I have already prepared and run OO software metrics on an object library of 400 objects, and will analyze the preliminary data. I have also repeated several iterations of a training and data collection procedure I will use as my experimental method.

References

  1. 1. Cox, Brad There is a Silver Bullet. Byte , 16 , (1991). 108-110.
  2. 2. Yourdon, Edward, Object-Oriented systems design: an integrated approach. 1994, Englewood Cliffs, New Jersey: Prentice Hall.
  3. 3. Rumbaugh, J., Blaha, M., Premerlani, W., Eddy, F. and Lorensen, W., Object-oriented modeling and design. 1991, Englewood Cliffs, NJ: Prentice Hall.
  4. 4. Shlaer, S. and Mellor, S. J., Object-Oriented Systems Analysis: Modeling the World in Data. 1988, Englewood Cliffs, NJ: Prentice Hall.
  5. 5. Jacobson, I., Christerson, M., Johnsson, P. and Overgaard, G., Object-Oriented Software Engineering: A Use Case Driven Approach. 1992, Reading, MA: Addison- Wesley.
  6. 6. Martin, James; Odell, James, Object Oriented Analysis and Design. 1992, Englewood Cliffs: Prentice-Hall.
  7. 7. Meyer, B., Object-oriented software construction. 1988, Englewood Cliffs, NJ: Prentice-Hall.
  8. 8. Medin, Douglas L. Concepts and conceptual structure. American Psychologist , 44 , (1989). 1469-1481.
  9. 9. Johnson, Kathy E. The effect of expertise on hierarchical systems of categorization. Dissertation, Emory University, 1992
  10. 10. Adelson, Beth Comparing natural and abstract categories: A case study from computer science. Cognitive Science , 9 (4), (1985). 417-430.

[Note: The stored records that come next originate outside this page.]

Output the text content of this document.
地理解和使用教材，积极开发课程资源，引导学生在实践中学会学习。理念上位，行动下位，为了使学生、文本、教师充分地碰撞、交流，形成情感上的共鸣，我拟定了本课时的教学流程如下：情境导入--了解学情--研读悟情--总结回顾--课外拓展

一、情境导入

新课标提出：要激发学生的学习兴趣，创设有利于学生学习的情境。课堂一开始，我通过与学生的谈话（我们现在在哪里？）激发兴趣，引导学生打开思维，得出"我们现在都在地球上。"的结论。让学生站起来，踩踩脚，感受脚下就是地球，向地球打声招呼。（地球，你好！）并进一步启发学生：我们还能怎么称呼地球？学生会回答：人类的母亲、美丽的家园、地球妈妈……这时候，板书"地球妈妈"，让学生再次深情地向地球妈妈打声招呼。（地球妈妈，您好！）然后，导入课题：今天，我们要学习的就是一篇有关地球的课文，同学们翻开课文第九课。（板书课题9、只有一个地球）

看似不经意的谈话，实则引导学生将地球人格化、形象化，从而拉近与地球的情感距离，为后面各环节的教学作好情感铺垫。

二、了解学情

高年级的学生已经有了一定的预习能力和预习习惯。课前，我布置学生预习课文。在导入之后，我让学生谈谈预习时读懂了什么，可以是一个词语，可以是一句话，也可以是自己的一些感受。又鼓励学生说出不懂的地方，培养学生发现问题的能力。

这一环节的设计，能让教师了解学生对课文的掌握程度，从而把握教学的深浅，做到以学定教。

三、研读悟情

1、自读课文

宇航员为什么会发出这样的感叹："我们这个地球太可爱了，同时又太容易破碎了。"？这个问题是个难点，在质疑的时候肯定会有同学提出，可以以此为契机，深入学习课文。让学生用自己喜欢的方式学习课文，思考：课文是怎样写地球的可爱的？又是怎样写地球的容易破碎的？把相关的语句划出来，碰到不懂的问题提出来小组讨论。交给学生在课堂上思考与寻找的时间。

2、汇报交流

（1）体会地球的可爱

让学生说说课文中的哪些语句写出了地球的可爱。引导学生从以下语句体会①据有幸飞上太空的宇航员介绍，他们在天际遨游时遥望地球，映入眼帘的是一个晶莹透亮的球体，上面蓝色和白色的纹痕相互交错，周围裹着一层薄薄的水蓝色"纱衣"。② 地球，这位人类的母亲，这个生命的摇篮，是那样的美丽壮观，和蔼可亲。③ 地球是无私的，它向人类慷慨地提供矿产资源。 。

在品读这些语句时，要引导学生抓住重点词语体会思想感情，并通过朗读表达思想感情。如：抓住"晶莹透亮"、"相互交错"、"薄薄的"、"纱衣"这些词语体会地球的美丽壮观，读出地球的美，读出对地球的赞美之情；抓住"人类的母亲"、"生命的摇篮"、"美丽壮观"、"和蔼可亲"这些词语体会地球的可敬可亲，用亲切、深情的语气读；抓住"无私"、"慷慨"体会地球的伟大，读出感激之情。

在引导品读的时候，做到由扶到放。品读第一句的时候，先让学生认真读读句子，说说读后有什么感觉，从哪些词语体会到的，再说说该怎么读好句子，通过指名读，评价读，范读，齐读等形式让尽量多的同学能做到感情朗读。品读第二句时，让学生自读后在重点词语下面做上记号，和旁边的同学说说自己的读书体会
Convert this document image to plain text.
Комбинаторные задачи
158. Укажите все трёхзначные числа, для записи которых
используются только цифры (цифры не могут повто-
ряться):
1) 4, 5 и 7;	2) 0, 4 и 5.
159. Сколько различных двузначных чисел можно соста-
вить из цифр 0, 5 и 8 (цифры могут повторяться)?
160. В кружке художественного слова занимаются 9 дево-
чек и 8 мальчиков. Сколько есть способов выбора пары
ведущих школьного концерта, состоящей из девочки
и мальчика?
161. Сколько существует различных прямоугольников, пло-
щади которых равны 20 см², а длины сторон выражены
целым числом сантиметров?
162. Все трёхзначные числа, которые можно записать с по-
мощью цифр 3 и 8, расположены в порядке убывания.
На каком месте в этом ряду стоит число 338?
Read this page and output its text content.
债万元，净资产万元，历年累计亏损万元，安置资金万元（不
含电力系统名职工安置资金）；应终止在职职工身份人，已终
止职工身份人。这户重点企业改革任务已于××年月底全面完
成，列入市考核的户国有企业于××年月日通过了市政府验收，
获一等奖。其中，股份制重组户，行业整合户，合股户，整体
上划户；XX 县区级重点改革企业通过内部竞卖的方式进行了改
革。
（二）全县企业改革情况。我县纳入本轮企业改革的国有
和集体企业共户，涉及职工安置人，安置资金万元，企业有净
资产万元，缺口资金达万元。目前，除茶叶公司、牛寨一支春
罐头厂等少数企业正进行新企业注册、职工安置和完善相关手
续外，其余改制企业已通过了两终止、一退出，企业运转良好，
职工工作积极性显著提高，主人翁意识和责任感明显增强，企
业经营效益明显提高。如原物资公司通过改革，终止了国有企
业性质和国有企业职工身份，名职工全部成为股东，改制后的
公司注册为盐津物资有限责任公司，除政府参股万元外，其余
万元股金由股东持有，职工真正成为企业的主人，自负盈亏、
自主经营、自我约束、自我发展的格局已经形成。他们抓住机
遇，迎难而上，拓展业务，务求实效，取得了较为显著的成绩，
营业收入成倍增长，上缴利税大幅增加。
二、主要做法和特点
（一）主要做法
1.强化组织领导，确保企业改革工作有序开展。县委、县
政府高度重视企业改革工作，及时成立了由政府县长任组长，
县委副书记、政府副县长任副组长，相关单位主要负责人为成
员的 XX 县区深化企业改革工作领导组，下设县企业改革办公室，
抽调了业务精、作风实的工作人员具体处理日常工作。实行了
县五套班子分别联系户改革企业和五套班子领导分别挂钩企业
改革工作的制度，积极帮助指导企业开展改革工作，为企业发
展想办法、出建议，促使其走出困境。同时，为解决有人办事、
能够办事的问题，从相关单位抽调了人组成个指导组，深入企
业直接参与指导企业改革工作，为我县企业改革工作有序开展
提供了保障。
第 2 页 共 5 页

  11. 11. Rosch, E., Mervis, C.B., Gray, W., Johnson, D. and Boyes-Braem, P. Basic objects in natural categories. Cognitive Psychology , 8 , (1976). 133-156.
  12. 12. Love, Tom Timeless Design of Information Systems. Object Magazine (November-December), (1991). 46.
  13. 13. Rosch, Eleanor; Mervis, Carolyn Family Resemblences: Studies in the internal structure of categories. Cognitive Psychology , 7 , (1975). 573-605.